Chairman of the Shanghai Municipal Council (1922–1923)

H. G. Simms was the Chairman of Shanghai International Settlement's Municipal Council from 1922 to 1923. He was also Chairman of the Shanghai Club from 1914 to 1920.

==Biography==
Simms was born in Strabane, County Tyrone, Ireland. After leaving school, he went to Belfast where he served an apprenticeship with a merchant firm remaining with them for eight years. He was then appointed an inspector for the Caledonian Insurance Company. He worked in the London office of the North China Insurance Company for three years. In 1899, he moved to Hong Kong as head of the North China Insurance Company's Hong Kong office and in 1908 was promoted to secretary of the company in its head office in Shanghai. While he was in Shanghai the North China Insurance Company amalgamated with the Union Insurance Society of Canton. Simms continued as secretary of the North China Insurance Company and branch manager of the Union of Canton Insurance Company.
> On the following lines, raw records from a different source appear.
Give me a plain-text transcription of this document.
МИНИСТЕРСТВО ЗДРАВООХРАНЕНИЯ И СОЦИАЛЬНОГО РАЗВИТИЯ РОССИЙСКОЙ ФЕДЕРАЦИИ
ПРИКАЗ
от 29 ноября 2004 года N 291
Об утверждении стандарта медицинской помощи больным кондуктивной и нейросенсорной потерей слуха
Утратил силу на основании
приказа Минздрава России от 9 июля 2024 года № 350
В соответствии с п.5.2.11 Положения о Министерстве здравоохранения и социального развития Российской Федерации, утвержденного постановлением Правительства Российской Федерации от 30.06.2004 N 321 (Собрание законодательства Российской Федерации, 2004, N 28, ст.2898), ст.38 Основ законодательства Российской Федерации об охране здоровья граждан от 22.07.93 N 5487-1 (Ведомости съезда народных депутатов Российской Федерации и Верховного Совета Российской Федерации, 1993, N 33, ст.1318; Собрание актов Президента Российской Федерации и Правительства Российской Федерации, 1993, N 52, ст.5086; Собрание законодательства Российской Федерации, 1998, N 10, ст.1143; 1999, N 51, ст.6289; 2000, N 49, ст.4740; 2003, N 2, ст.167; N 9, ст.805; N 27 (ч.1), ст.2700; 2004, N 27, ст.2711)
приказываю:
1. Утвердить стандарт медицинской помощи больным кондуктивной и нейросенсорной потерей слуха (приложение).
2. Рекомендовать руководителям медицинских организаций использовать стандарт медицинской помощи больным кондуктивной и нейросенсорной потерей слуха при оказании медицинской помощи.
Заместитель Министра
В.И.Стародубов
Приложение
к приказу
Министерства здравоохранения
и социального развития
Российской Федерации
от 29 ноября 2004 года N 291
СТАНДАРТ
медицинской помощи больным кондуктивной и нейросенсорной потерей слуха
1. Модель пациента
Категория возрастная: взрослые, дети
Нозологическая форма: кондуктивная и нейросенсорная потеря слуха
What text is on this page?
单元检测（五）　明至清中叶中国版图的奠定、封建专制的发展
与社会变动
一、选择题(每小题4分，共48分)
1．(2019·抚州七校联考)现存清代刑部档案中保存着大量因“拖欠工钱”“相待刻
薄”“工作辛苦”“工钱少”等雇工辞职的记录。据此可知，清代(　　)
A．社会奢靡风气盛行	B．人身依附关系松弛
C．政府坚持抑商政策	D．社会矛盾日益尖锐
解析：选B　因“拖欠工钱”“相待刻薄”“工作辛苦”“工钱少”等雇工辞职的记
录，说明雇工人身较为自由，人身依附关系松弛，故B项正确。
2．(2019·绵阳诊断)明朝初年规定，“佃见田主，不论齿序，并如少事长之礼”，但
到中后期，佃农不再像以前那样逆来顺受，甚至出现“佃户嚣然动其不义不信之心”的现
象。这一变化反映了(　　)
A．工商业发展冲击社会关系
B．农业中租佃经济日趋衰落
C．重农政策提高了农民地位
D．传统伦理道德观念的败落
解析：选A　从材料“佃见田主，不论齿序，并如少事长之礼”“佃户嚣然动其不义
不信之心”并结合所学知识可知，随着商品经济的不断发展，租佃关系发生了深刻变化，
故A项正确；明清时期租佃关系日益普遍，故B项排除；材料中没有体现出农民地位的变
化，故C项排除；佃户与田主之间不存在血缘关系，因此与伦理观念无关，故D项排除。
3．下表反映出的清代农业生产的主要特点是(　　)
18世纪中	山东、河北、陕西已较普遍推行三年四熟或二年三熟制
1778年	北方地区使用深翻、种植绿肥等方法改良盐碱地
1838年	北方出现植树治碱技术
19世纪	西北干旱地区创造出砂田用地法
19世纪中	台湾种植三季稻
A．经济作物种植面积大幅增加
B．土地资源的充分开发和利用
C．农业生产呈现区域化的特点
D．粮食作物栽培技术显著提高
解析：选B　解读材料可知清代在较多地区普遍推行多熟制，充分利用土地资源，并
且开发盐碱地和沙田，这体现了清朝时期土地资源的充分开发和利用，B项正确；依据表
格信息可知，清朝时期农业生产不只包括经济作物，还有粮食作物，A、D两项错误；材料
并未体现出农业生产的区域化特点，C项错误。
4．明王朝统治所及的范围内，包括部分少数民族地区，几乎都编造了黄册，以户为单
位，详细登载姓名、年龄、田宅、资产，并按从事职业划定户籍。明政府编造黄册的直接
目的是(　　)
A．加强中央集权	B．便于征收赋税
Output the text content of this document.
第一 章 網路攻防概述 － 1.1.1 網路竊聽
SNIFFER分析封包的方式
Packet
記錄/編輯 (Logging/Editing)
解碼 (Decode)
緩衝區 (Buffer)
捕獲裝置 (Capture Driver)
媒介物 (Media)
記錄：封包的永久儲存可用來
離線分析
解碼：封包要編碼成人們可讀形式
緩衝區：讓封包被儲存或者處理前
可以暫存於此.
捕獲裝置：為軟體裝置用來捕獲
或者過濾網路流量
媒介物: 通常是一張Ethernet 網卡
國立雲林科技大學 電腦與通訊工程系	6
Simms was Hon. Treasurer and later President of the St Patrick's Society in Shanghai and was also Chairman of the Shanghai Club from 1914 to 1920.

In 1920, he was elected to the Shanghai Municipal Council, which had limited powers in the Shanghai International Settlement, and in 1922 became Chairman on the retirement of Alfred Brooke-Smith. He served until October 1923, when he also resigned to return to London with his firm. He served as London manager of the Union Insurance Society of Canton until 1 July 1936 when he retired due to ill health intending to spend his time between Ireland and London. In London he was also Hon. Treasurer of the China Association and Chairman of the British Residents'a Association London Committee.

==Marriage==
Simms was married and had two daughters. His second daughter, Helen Mary, married Peter Stephens in 1934.